Give most Medicaid beneficiaries private plans on the exchanges

The current Medicaid system, as Roy has long argued, produces poor outcomes relative to private insurance, so poor Americans can be helped out a lot by moving most Medicaid beneficiaries into the private insurance market. There are certain aspects of Medicaid that Roy would put entirely on the federally subsidized exchanges and parts of it (e.g., long-term care and policies for the disabled) that Roy would leave to the states. (The system is currently a mess of conflicting state and federal mandates and priorities.) 

Make Medicare a fiscally solvent and consumer-driven program.

Under the plan, the Medicare eligibility age would increase by four months every year until the program is totally phased out, to be replaced by putting seniors on the reformed exchanges. Of course, that means all current seniors can stay on Medicare, but it’s a more rapid, and actually more market-friendly, implementation of the Paul Ryan plan for Medicare.

Over 30 years, the model Roy uses estimates this change would save $5.1 trillion. The plan makes several further reforms to cut costs and to encourage seniors to seek care in the private market. Roy looks at the huge role played by Medicare as one of the fundamental problems of the American health-care system — it has tens of millions of Americans on inefficient single-payer health care already. Right now, seniors can’t even collect their Social Security benefits unless they sign up for Medicare — Avik would put them on the exchanges and encourage employers to offer consumer-driven coverage for them. This would effectively means-test Medicare, reducing spending on the entitlements that are driving the federal government bankrupt (Avik has specific ways to do this with the existing Medicare program too, making Medicare Part D less generous for prosperous seniors, for instance).

Break up hospital monopolies and increase competition among providers.

Hospitals have become increasingly consolidated over the last two decades, eliminating competition and driving up costs:

Roy’s plan would repeal rules and regulations that make building new hospitals difficult and excessively expensive. He also proposes expanding the division of the Federal Trade Commission, which litigates anti-trust suits, that deals with hospital mergers to thwart further anticompetitive activity. To encourage both local and regional competition, Roy proposes using reference pricing to make decisions more market driven and encourage medical tourism (patients seeking care in different localities, states, or countries where it may be less expensive).
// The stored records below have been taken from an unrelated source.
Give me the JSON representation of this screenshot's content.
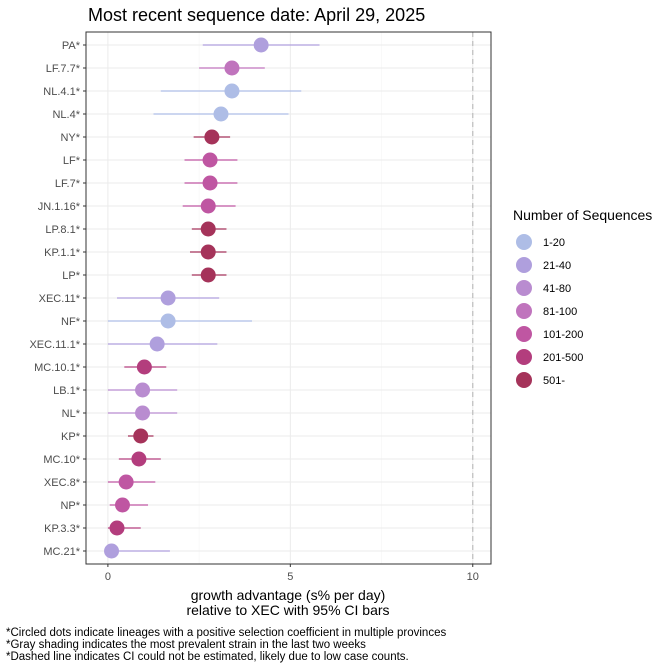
{
  "chart_data": {
    "type": "scatter",
    "title": "Most recent sequence date: April 29, 2025",
    "xlabel": [
      "growth advantage (s% per day)",
      "relative to  XEC  with 95% CI bars"
    ],
    "ylabel": "",
    "xlim": [
      -0.6,
      10.5
    ],
    "x_ticks": [
      0,
      5,
      10
    ],
    "x_tick_labels": [
      "0",
      "5",
      "10"
    ],
    "reference_line": {
      "x": 10,
      "style": "dashed",
      "color": "#bdbdbd"
    },
    "grid": true,
    "legend": {
      "title": "Number of Sequences",
      "placement": "right",
      "entries": [
        {
          "label": "1-20",
          "color": "#aebde6"
        },
        {
          "label": "21-40",
          "color": "#af9fdd"
        },
        {
          "label": "41-80",
          "color": "#b98cd0"
        },
        {
          "label": "81-100",
          "color": "#c074bd"
        },
        {
          "label": "101-200",
          "color": "#bf56a2"
        },
        {
          "label": "201-500",
          "color": "#b33d7d"
        },
        {
          "label": "501-",
          "color": "#a5335a"
        }
      ]
    },
    "points": [
      {
        "lineage": "PA*",
        "x": 4.2,
        "lo": 2.6,
        "hi": 5.8,
        "group": "21-40"
      },
      {
        "lineage": "LF.7.7*",
        "x": 3.4,
        "lo": 2.5,
        "hi": 4.3,
        "group": "81-100"
      },
      {
        "lineage": "NL.4.1*",
        "x": 3.4,
        "lo": 1.45,
        "hi": 5.3,
        "group": "1-20"
      },
      {
        "lineage": "NL.4*",
        "x": 3.1,
        "lo": 1.25,
        "hi": 4.95,
        "group": "1-20"
      },
      {
        "lineage": "NY*",
        "x": 2.85,
        "lo": 2.35,
        "hi": 3.35,
        "group": "501-"
      },
      {
        "lineage": "LF*",
        "x": 2.8,
        "lo": 2.1,
        "hi": 3.55,
        "group": "101-200"
      },
      {
        "lineage": "LF.7*",
        "x": 2.8,
        "lo": 2.1,
        "hi": 3.55,
        "group": "101-200"
      },
      {
        "lineage": "JN.1.16*",
        "x": 2.75,
        "lo": 2.05,
        "hi": 3.5,
        "group": "101-200"
      },
      {
        "lineage": "LP.8.1*",
        "x": 2.75,
        "lo": 2.3,
        "hi": 3.25,
        "group": "501-"
      },
      {
        "lineage": "KP.1.1*",
        "x": 2.75,
        "lo": 2.25,
        "hi": 3.25,
        "group": "501-"
      },
      {
        "lineage": "LP*",
        "x": 2.75,
        "lo": 2.3,
        "hi": 3.25,
        "group": "501-"
      },
      {
        "lineage": "XEC.11*",
        "x": 1.65,
        "lo": 0.25,
        "hi": 3.05,
        "group": "21-40"
      },
      {
        "lineage": "NF*",
        "x": 1.65,
        "lo": 0.0,
        "hi": 3.95,
        "group": "1-20"
      },
      {
        "lineage": "XEC.11.1*",
        "x": 1.35,
        "lo": 0.0,
        "hi": 3.0,
        "group": "21-40"
      },
      {
        "lineage": "MC.10.1*",
        "x": 1.0,
        "lo": 0.45,
        "hi": 1.6,
        "group": "201-500"
      },
      {
        "lineage": "LB.1*",
        "x": 0.95,
        "lo": 0.0,
        "hi": 1.9,
        "group": "41-80"
      },
      {
        "lineage": "NL*",
        "x": 0.95,
        "lo": 0.0,
        "hi": 1.9,
        "group": "41-80"
      },
      {
        "lineage": "KP*",
        "x": 0.9,
        "lo": 0.55,
        "hi": 1.25,
        "group": "501-"
      },
      {
        "lineage": "MC.10*",
        "x": 0.85,
        "lo": 0.3,
        "hi": 1.45,
        "group": "201-500"
      },
      {
        "lineage": "XEC.8*",
        "x": 0.5,
        "lo": 0.0,
        "hi": 1.3,
        "group": "101-200"
      },
      {
        "lineage": "NP*",
        "x": 0.4,
        "lo": 0.05,
        "hi": 1.1,
        "group": "101-200"
      },
      {
        "lineage": "KP.3.3*",
        "x": 0.25,
        "lo": 0.0,
        "hi": 0.9,
        "group": "201-500"
      },
      {
        "lineage": "MC.21*",
        "x": 0.1,
        "lo": 0.0,
        "hi": 1.7,
        "group": "21-40"
      }
    ]
  },
  "footnotes": [
    "*Circled dots indicate lineages with a positive selection coefficient in multiple provinces",
    "*Gray shading indicates the most prevalent strain in the last two weeks",
    "*Dashed line indicates CI could not be estimated, likely due to low case counts."
  ]
}
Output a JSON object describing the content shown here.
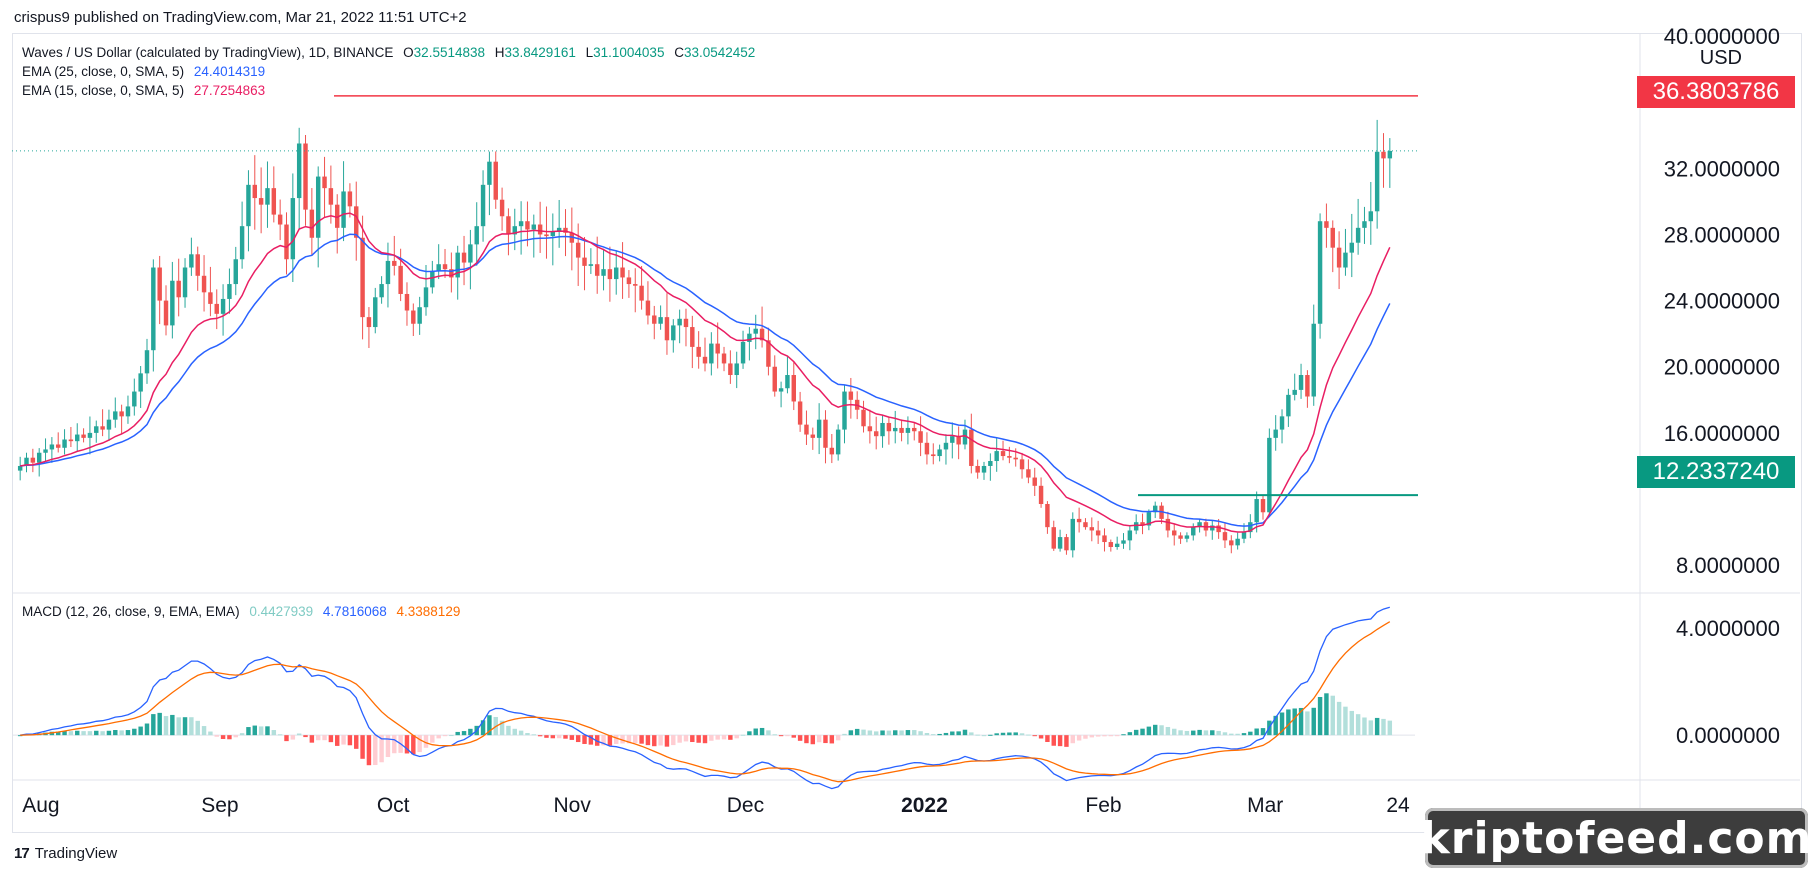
{
  "header": {
    "publisher_line": "crispus9 published on TradingView.com, Mar 21, 2022 11:51 UTC+2"
  },
  "legend": {
    "symbol_title": "Waves / US Dollar (calculated by TradingView), 1D, BINANCE",
    "ohlc": {
      "o_label": "O",
      "o": "32.5514838",
      "h_label": "H",
      "h": "33.8429161",
      "l_label": "L",
      "l": "31.1004035",
      "c_label": "C",
      "c": "33.0542452"
    },
    "ema25_label": "EMA (25, close, 0, SMA, 5)",
    "ema25_value": "24.4014319",
    "ema15_label": "EMA (15, close, 0, SMA, 5)",
    "ema15_value": "27.7254863",
    "macd_label": "MACD (12, 26, close, 9, EMA, EMA)",
    "macd_hist_value": "0.4427939",
    "macd_value": "4.7816068",
    "macd_signal_value": "4.3388129"
  },
  "axis": {
    "currency": "USD",
    "price_ticks": [
      "40.0000000",
      "32.0000000",
      "28.0000000",
      "24.0000000",
      "20.0000000",
      "16.0000000",
      "8.0000000"
    ],
    "macd_ticks": [
      "4.0000000",
      "0.0000000"
    ],
    "time_ticks": [
      "Aug",
      "Sep",
      "Oct",
      "Nov",
      "Dec",
      "2022",
      "Feb",
      "Mar",
      "24"
    ]
  },
  "levels": {
    "resistance_label": "36.3803786",
    "support_label": "12.2337240"
  },
  "footer": {
    "brand": "TradingView",
    "watermark": "kriptofeed.com"
  },
  "colors": {
    "up": "#26a69a",
    "down": "#ef5350",
    "ema25": "#2962ff",
    "ema15": "#e91e63",
    "macd": "#2962ff",
    "signal": "#ff6d00",
    "resistance": "#f23645",
    "support": "#089981"
  },
  "chart_data": {
    "type": "candlestick",
    "title": "Waves / US Dollar (calculated by TradingView), 1D, BINANCE",
    "x_range": [
      "2021-07-27",
      "2022-03-24"
    ],
    "y_range": [
      6.5,
      40
    ],
    "levels": [
      36.3803786,
      12.233724
    ],
    "closes": [
      14.0,
      14.5,
      14.2,
      14.8,
      15.0,
      15.3,
      15.1,
      15.6,
      15.5,
      15.9,
      15.7,
      16.0,
      16.4,
      16.2,
      16.8,
      17.3,
      17.0,
      17.6,
      18.5,
      19.6,
      21.0,
      26.0,
      24.0,
      22.5,
      25.2,
      24.2,
      26.0,
      26.8,
      25.5,
      24.5,
      23.8,
      23.2,
      24.1,
      25.0,
      26.5,
      28.5,
      31.0,
      30.2,
      29.8,
      30.8,
      29.2,
      28.6,
      26.5,
      30.2,
      33.5,
      29.5,
      27.8,
      31.5,
      30.8,
      29.8,
      28.4,
      30.6,
      29.7,
      27.8,
      23.0,
      22.4,
      24.2,
      25.0,
      26.4,
      26.1,
      24.4,
      23.4,
      22.6,
      23.6,
      24.8,
      25.8,
      26.2,
      25.9,
      25.4,
      26.9,
      26.3,
      27.4,
      28.5,
      31.0,
      32.4,
      30.1,
      29.1,
      28.0,
      28.5,
      28.8,
      28.3,
      28.6,
      28.0,
      27.9,
      28.2,
      28.4,
      28.1,
      27.5,
      26.6,
      26.1,
      26.2,
      25.5,
      25.9,
      25.3,
      26.0,
      25.4,
      25.0,
      24.9,
      24.0,
      23.1,
      22.6,
      23.0,
      21.6,
      22.5,
      22.9,
      22.4,
      21.2,
      20.6,
      20.2,
      21.4,
      20.8,
      20.2,
      19.5,
      20.2,
      21.5,
      22.0,
      22.3,
      21.6,
      20.0,
      18.5,
      18.7,
      19.5,
      17.9,
      16.5,
      15.9,
      15.7,
      16.8,
      15.1,
      14.7,
      16.2,
      18.5,
      18.0,
      17.4,
      16.4,
      16.1,
      15.8,
      16.6,
      16.1,
      16.3,
      16.0,
      16.3,
      16.1,
      15.4,
      14.7,
      14.6,
      15.0,
      15.4,
      15.8,
      15.3,
      16.2,
      14.0,
      13.6,
      14.0,
      14.3,
      14.9,
      14.6,
      14.5,
      14.4,
      13.8,
      13.3,
      12.8,
      11.7,
      10.3,
      9.0,
      9.7,
      8.9,
      10.8,
      10.6,
      10.3,
      10.1,
      9.8,
      9.4,
      9.1,
      9.3,
      9.5,
      10.1,
      10.6,
      10.4,
      11.2,
      11.6,
      10.8,
      10.1,
      9.8,
      9.6,
      9.8,
      10.3,
      10.6,
      10.1,
      10.4,
      10.0,
      9.5,
      9.2,
      9.6,
      10.0,
      10.6,
      12.0,
      11.2,
      15.7,
      16.2,
      17.0,
      18.3,
      18.6,
      19.5,
      18.2,
      22.6,
      28.8,
      28.4,
      27.2,
      26.0,
      26.9,
      27.5,
      28.4,
      28.8,
      29.4,
      33.0,
      32.6,
      33.05
    ],
    "ema15_last": 27.7254863,
    "ema25_last": 24.4014319,
    "macd_last": {
      "hist": 0.4427939,
      "macd": 4.7816068,
      "signal": 4.3388129
    },
    "macd_range": [
      -1.6,
      5.2
    ]
  }
}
Roy’s plan also calls for an end to the Veteran’s Heath Administration, a massive socialized system all its own. Roy proposes giving veterans a federal subsidy to buy care in the exchanges and opening VA hospitals to civilian patients, which would introduce much needed competition into nearby hospital systems.
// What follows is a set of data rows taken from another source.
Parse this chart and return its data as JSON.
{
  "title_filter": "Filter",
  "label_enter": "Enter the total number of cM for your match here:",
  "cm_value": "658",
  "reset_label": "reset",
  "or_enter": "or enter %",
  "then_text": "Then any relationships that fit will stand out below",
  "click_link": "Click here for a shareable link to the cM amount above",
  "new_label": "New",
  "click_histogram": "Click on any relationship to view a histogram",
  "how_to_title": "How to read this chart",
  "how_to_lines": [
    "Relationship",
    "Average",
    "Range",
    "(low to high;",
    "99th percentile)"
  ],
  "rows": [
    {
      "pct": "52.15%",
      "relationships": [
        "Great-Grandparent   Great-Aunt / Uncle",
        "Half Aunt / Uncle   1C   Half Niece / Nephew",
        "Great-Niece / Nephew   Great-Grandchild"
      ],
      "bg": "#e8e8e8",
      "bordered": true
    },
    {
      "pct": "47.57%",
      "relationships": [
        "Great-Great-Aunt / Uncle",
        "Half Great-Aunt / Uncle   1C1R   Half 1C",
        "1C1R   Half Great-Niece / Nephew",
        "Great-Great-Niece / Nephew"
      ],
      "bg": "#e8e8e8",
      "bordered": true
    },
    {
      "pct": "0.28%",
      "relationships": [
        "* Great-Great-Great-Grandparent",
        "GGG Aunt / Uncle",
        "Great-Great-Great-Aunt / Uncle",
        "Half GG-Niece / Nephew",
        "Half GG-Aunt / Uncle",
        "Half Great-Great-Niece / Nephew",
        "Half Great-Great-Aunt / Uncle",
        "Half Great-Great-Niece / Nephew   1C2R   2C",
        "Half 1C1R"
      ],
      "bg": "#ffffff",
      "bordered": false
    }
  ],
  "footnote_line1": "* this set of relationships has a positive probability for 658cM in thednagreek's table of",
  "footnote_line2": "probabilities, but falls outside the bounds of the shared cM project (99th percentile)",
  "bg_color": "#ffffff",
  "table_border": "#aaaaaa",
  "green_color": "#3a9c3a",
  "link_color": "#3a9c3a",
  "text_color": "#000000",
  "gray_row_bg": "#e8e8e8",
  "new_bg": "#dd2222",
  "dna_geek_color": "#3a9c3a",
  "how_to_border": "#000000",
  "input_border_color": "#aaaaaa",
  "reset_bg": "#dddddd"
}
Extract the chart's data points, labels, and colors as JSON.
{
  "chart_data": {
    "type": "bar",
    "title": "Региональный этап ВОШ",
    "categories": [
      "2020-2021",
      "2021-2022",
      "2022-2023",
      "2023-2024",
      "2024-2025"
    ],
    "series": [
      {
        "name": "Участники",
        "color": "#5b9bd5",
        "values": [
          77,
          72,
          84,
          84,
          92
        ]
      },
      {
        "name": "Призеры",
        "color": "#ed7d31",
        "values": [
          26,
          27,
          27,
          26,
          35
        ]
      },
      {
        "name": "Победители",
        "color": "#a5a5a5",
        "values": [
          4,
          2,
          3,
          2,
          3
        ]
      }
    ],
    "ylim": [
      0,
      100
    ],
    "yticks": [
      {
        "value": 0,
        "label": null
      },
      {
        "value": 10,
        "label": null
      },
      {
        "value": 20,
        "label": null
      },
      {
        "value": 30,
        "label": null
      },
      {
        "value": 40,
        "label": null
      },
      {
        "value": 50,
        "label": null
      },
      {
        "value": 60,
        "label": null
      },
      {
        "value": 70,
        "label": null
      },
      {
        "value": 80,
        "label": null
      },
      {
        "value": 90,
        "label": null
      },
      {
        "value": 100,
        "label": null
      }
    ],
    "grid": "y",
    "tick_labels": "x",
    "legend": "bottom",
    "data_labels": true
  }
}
Make malpractice and medical innovation laws more friendly.

Fear of malpractice suits encourages providers to perform unnecessary tests and procedures, driving up the cost of care. Roy suggests introducing caps on noneconomic and punitive damages and a “fair share” rule, which would ensure malpractice damages reflect the doctor’s share of responsibility.
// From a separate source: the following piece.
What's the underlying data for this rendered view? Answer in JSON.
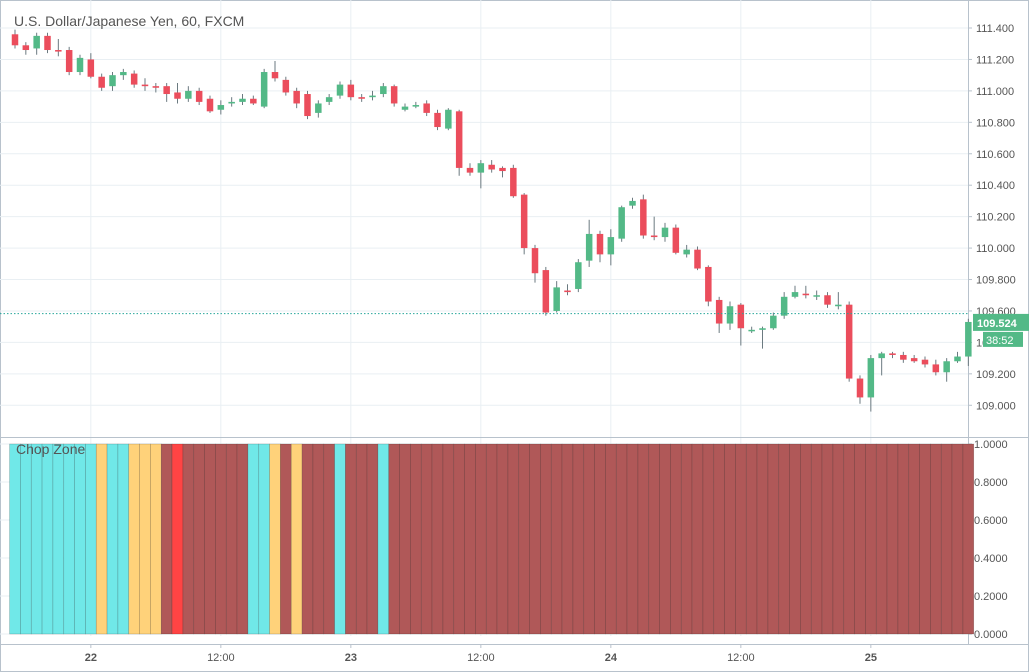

The high cost of the FDA’s Phase III clinical trials keeps many new drugs, especially those to treat common ailments that will be less profitable, off the market. Roy recommends that some patients be allowed to use drugs that performed well in phases I and II while they undergo phase III testing.

With Avikcare, less is more.

Roy’s plan would significantly improve access to care for the Medicaid population and increases coverage by 12.1 million individuals by 2025 relative to Obamacare:

Even better, Roy’s model, which is similar to the ones the CBO runs, estimates that the plan will reduce the deficit by $8 trillion over the next 30 years – all while lowering private insurance premiums.